New benchmarks with my own formula.
I added my own find_first_bit algorithm, that still doesn't quite beat
Ingo's sched_find_first_bit, but it does a number on the generic
find_first_bit. I guess the compiler has finally beat what we do in
asm. Here's my generic algorithm.
static inline int my_find_first_bit(const unsigned long *b, unsigned size)
{
int x = 0;
size += 31;
do {
if (unlikely(*b))
return __ffs(*b) + x;
b++;
x += 32;
} while (x < size);
return x-32;
}
And here's the new results of my benchmark: Comments added.
/*
* I put in what is returned to see what really is returned is
* correct. Funny that sched_find_first_bit is wrong if there
* isn't a bit set. But this shouldn't be called if there isn't
* one set.
*/
sched=128 ffb=160 my=160
clock speed = 00000000:7f2f2cbb 2133798075 ticks per second
/* Here I set the last bit of 5 32bit words. */
sched=159 ffb=159 my=159
last bit set
generic ffb: 00000000:026a1cea
time: 0.018984294us
sched ffb: 00000000:001ee719
time: 0.000949125us
/*
* My time is 8ns, 8 times longer than Ingo's if the last
* bit is set (most likely case), but still more than twice
* as fast as ffb.
*/
my ffb: 00000000:0106a3dd
time: 0.008066546us
sched=0 ffb=0 my=0
first bit set
generic ffb: 00000000:01ee8e2b
time: 0.015189432us
sched ffb: 00000000:001eea92
time: 0.000949542us
/*
* With the first bit set, I'm still slower than Ingo's
* but only by 2, and I still beat the pants off of ffb.
*/
my ffb: 00000000:004d5de6
time: 0.002376190us
Conclusion: it looks like it might be time to change the i386 generic
ffb to something else.
Oh, and if you are wondering...
$ gcc -v
Using built-in specs.
Target: i486-linux-gnu
Configured with: ../src/configure -v --enable-languages=c,c
++,java,f95,objc,ada,treelang --prefix=/usr --enable-shared
--with-system-zlib --libexecdir=/usr/lib --enable-nls
--without-included-gettext --enable-threads=posix --program-suffix=-4.0
--enable-__cxa_atexit --enable-libstdcxx-allocator=mt
--enable-clocale=gnu --enable-libstdcxx-debug --enable-java-gc=boehm
--enable-java-awt=gtk
--with-java-home=/usr/lib/jvm/java-1.4.2-gcj-4.0-1.4.2.0/jre
--enable-mpfr --disable-werror --enable-checking=release i486-linux-gnu
Thread model: posix
gcc version 4.0.1 (Debian 4.0.1-2)
-- Steve
Attached is new version of ffb.c
#include <stdio.h>
#include <stdlib.h>
#include <string.h>
#include <unistd.h>
#define unlikely(x) __builtin_expect(!!(x), 0)

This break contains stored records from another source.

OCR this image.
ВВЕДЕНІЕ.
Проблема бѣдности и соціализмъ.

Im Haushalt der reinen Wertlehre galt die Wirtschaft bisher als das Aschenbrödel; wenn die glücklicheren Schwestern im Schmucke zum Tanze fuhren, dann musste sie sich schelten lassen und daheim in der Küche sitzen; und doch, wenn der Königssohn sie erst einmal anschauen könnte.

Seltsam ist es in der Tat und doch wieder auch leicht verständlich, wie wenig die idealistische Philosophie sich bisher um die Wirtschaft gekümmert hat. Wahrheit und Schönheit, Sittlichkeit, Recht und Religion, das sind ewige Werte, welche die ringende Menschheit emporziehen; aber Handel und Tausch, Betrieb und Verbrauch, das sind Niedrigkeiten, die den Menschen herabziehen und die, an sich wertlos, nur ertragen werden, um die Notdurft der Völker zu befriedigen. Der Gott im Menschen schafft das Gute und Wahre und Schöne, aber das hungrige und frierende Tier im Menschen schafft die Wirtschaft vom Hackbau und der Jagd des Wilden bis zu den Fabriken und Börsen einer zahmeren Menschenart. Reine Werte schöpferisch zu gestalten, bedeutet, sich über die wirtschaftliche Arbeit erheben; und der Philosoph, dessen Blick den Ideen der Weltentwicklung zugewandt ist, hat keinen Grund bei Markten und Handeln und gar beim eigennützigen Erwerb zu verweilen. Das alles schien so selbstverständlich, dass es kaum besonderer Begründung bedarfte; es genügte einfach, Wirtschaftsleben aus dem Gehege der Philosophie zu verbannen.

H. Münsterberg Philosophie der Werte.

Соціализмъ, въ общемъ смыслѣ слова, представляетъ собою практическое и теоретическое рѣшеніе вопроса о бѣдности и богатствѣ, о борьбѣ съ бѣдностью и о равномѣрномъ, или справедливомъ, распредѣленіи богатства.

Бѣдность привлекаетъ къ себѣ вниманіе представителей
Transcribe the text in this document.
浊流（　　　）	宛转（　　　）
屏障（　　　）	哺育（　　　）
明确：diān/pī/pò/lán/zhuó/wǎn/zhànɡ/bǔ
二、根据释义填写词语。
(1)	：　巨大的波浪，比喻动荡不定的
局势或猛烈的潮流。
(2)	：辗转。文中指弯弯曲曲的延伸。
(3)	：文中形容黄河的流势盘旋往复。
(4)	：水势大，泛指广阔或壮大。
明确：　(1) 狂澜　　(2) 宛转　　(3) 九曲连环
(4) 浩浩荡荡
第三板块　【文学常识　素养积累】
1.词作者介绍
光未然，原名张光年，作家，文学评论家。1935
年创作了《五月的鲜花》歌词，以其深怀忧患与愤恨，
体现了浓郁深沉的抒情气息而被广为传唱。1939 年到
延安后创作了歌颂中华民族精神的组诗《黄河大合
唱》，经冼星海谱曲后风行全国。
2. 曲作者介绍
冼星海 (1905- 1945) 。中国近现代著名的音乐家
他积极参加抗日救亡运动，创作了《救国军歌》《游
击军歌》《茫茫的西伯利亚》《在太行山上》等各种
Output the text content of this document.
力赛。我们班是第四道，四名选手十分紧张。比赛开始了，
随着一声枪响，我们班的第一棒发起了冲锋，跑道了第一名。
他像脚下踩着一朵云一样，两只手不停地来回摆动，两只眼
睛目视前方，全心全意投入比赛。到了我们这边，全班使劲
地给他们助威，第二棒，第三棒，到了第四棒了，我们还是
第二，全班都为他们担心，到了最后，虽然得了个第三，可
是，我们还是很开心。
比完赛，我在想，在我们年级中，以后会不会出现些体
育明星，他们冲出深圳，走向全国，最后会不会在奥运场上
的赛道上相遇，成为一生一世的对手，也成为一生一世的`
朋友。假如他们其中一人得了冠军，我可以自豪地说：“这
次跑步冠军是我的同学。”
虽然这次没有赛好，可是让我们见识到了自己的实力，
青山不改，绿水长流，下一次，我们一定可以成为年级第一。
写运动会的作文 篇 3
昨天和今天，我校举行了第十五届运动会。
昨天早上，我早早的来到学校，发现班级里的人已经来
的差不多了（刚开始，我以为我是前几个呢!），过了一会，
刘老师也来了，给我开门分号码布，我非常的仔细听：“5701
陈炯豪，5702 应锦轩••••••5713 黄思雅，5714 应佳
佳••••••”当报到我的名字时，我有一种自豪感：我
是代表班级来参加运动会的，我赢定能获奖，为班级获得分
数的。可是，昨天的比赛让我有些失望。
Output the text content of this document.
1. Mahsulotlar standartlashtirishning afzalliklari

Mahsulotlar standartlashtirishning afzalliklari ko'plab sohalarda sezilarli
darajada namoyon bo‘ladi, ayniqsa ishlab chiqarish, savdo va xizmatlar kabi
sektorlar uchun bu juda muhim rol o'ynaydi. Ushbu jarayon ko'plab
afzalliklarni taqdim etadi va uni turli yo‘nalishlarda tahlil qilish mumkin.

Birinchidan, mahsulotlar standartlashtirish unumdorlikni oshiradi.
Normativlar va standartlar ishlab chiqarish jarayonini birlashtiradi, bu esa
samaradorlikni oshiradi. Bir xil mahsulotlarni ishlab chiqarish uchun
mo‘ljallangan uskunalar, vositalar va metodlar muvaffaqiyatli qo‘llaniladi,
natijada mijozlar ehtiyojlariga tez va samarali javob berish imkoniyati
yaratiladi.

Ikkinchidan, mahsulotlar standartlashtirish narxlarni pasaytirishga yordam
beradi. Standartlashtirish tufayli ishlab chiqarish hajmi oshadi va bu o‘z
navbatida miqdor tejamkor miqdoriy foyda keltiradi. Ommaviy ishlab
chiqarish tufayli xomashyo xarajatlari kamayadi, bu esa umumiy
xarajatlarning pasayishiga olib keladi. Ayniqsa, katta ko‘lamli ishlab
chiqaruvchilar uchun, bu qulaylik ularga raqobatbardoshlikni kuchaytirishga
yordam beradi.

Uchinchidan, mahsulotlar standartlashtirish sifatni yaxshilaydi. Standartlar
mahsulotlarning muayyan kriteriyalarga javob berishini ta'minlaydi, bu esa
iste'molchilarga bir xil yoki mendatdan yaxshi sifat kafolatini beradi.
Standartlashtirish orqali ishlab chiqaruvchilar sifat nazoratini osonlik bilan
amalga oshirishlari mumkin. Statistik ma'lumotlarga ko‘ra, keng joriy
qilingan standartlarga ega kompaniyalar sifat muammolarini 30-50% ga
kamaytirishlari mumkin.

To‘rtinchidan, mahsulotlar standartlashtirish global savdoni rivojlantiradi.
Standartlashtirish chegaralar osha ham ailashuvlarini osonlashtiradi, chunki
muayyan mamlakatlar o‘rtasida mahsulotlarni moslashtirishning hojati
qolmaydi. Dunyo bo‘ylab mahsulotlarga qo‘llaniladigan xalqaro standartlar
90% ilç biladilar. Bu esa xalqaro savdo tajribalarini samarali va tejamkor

static inline int find_first_bit(const unsigned long *addr, unsigned size)
{
int d0, d1;
int res;
/* This looks at memory. Mark it volatile to tell gcc not to move it around */
__asm__ __volatile__(
"xorl %%eax,%%eax\n\t"
"repe; scasl\n\t"
"jz 1f\n\t"
"leal -4(%%edi),%%edi\n\t"
"bsfl (%%edi),%%eax\n"
"1:\tsubl %%ebx,%%edi\n\t"
"shll $3,%%edi\n\t"
"addl %%edi,%%eax"
:"=a" (res), "=&c" (d0), "=&D" (d1)
:"1" ((size + 31) >> 5), "2" (addr), "b" (addr) : "memory");
return res;
}
static inline unsigned long __ffs(unsigned long word)
{
__asm__("bsfl %1,%0"
:"=r" (word)
:"rm" (word));
return word;
}
static inline int sched_find_first_bit(const unsigned long *b)
{
if (unlikely(b[0]))
return __ffs(b[0]);
if (unlikely(b[1]))
return __ffs(b[1]) + 32;
if (unlikely(b[2]))
return __ffs(b[2]) + 64;
if (b[3])
return __ffs(b[3]) + 96;
return __ffs(b[4]) + 128;
}
static inline int my_find_first_bit(const unsigned long *b, unsigned size)
{
int x = 0;
size += 31;
do {
if (unlikely(*b))
return __ffs(*b) + x;
b++;
x += 32;
} while (x < size);
return x-32;
}
#define rdtscll(val) \
__asm__ __volatile__("rdtsc" : "=A" (val))
#define rdtsc(low,high) \
__asm__ __volatile__("rdtsc" : "=a" (low), "=d" (high))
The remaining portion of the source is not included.